Actually surprised none of the other comments have picked up on this, as I don't think it's especially about AI. But the periods of my career when I've been actually writing code and solving complicated technical problems have been the most rewarding times in my life, and I'd frequently work on stuff outside work time just because I enjoyed it so much. But the other times when I was just maintaining other people's code, or working on really simple problems with cookie-cutter solutions, I get so demotivated that it's hard to even get started each day. 100%, I do this job for the challenges, not to just spend my days babysitting a fancy code generation tool.
Is this still true?
A SWE who bases their entire identity and career around only writing code is not an engineer - they are a code monkey.
The entire point of hiring a Software ENGINEER is to help translate business requirements into technical requirements, and then implement the technical requirements into a tangible feature or product.
The only reason companies buy software is because the alternative means building in-house, and for most industries software is a cost-center not a revenue generator.
I don't pay (US specific) 200K-400K TCs for code monkeys, I pay that TC for Engineers.
And this does a disservice to the large portion of SWEs and former SWEs (like me) who have been in the industry because we are customer-outcome driven (how do we use code to solve a tangible customer need) and not here to write pretty code.
it's all so fucking tiresome
"This is not a minor adjustment. It is a fundamental shift in professional identity. "
"That is not empowerment. That is scope creep without a corresponding increase in compensation"
Honestly, it's lazy. At least edit the bloody thing.
THE MARKET WILL FILL THAT VOID
IT DOES NOT MAKE IT TRUE
Also, check out the dude's linkedin: https://www.linkedin.com/in/ivanturkovic/
Another little thing that resonated was a tweet that said "some will use it to learn everything and some so that they don't have to learn anything ". Of course it's not really a hard truth. It's questionable how much you can learn without really getting your hands dirty. But I do think people looking at it as a tool that helps then and/or makes them better will profit more than people looking to cut corners.

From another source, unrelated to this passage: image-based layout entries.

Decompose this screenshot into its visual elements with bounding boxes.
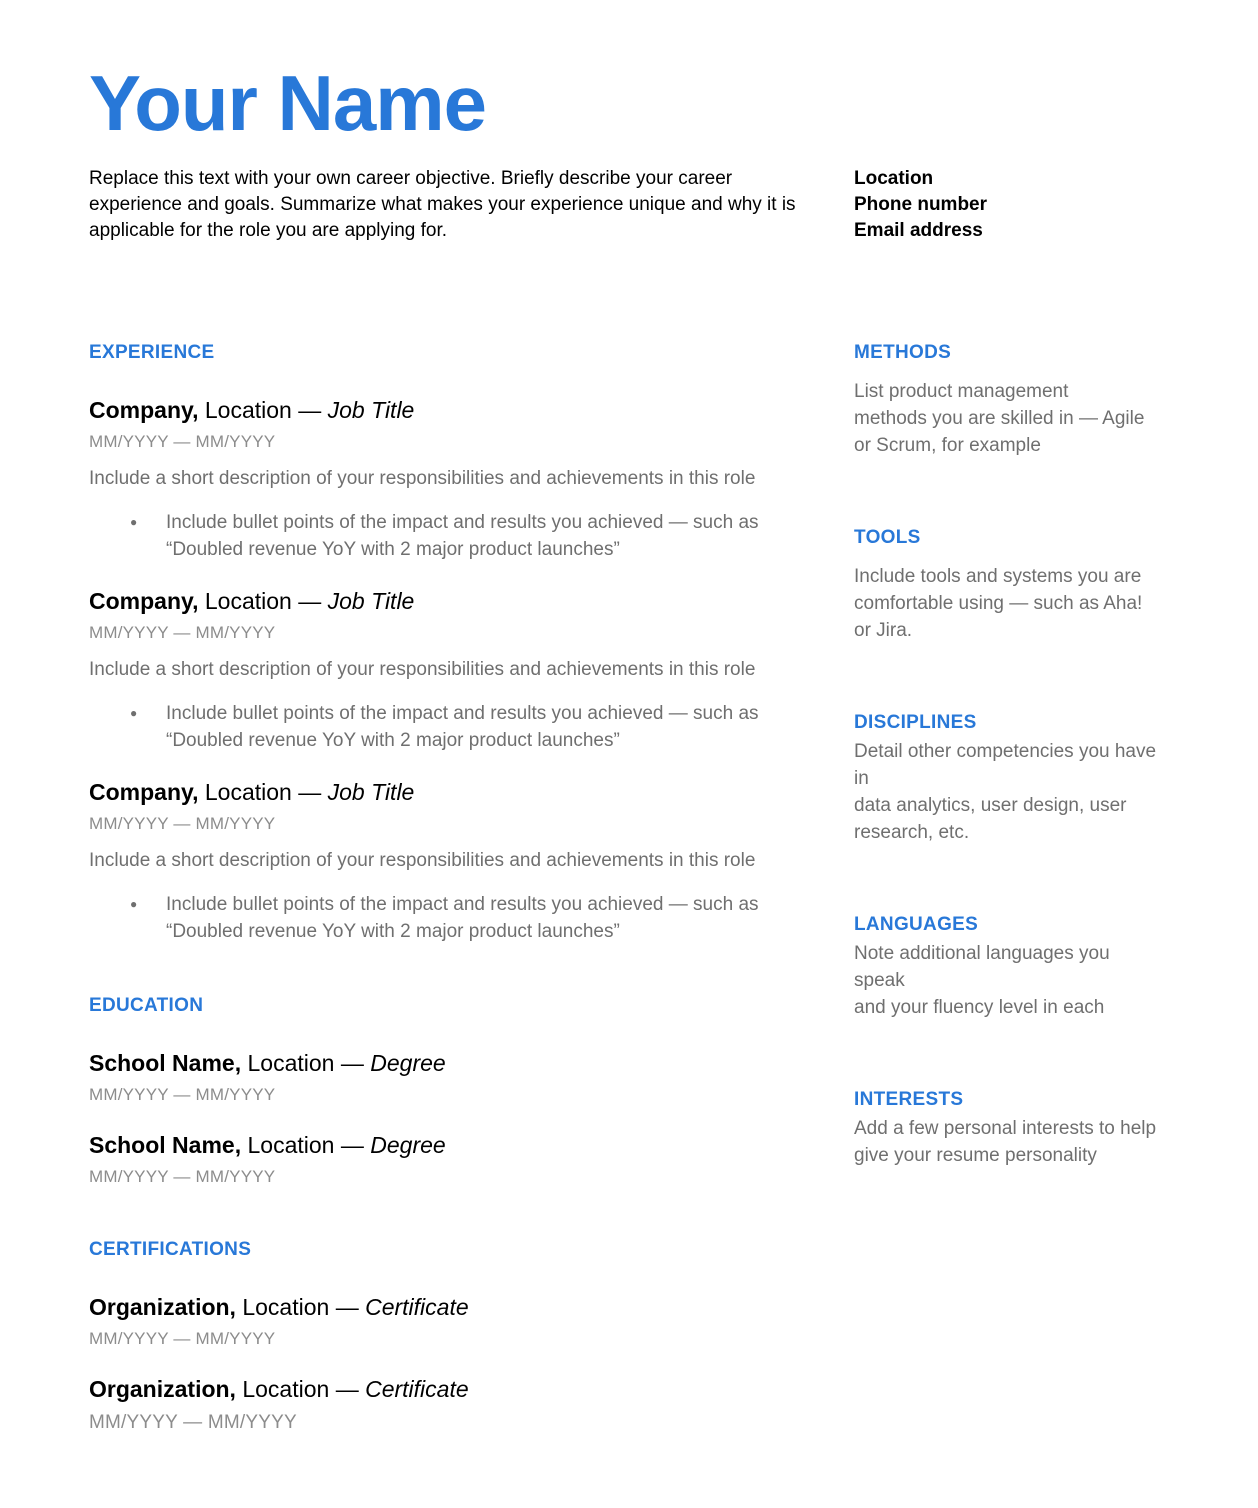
bullet-item: [89, 700, 770, 754]
sidebar-body-line: comfortable using — such as Aha!: [854, 593, 1143, 614]
entry-location: Location —: [241, 1132, 371, 1158]
experience-heading: EXPERIENCE: [89, 342, 215, 363]
sidebar-body-line: methods you are skilled in — Agile: [854, 408, 1145, 429]
certificate-name: Certificate: [365, 1294, 469, 1320]
sidebar-body-line: give your resume personality: [854, 1145, 1097, 1166]
school-name: School Name,: [89, 1132, 242, 1158]
sidebar-body-line: Note additional languages you speak: [854, 943, 1110, 991]
bullet-icon: ●: [130, 515, 138, 529]
organization-name: Organization,: [89, 1376, 236, 1402]
experience-entry: [89, 396, 770, 563]
sidebar-body-line: data analytics, user design, user: [854, 795, 1127, 816]
entry-title: [89, 778, 770, 806]
experience-entry: [89, 778, 770, 945]
methods-heading: METHODS: [854, 342, 952, 363]
methods-body: [854, 378, 1165, 459]
company-name: Company,: [89, 397, 199, 423]
name-heading: Your Name: [89, 59, 486, 147]
entry-title: [89, 1375, 770, 1403]
bullet-item: [89, 891, 770, 945]
entry-title: [89, 587, 770, 615]
degree: Degree: [370, 1132, 446, 1158]
sidebar-body-line: or Scrum, for example: [854, 435, 1041, 456]
education-heading: EDUCATION: [89, 995, 204, 1016]
company-name: Company,: [89, 779, 199, 805]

> Not managing code. Not reviewing code. Not supervising systems that produce code. Writing it. The act of thinking through a problem, designing a solution, and expressing it precisely in a language that makes a machine do exactly what you intended. That is what drew most of us to this profession. It is a creative act, a form of craftsmanship, and for many engineers, the most satisfying part of their day.
> Now they are being told to stop.
Yeah, so what I've been realizing from witnessing the Rise of the Agents™ is that there are tons of developers that actually don't like writing code and were in it for the money all along. Nothing wrong with money --- I love the green stuff myself --- but it definitely sucks to have their ambivalence (at best) or disdain (at worst) for the craft imposed on the rest of us.
Feel free to replace `writing code` for most work functions that are enjoyable for some that are being steamrolled by Big AI atm (writing, graphic design, marketing copy, etc.).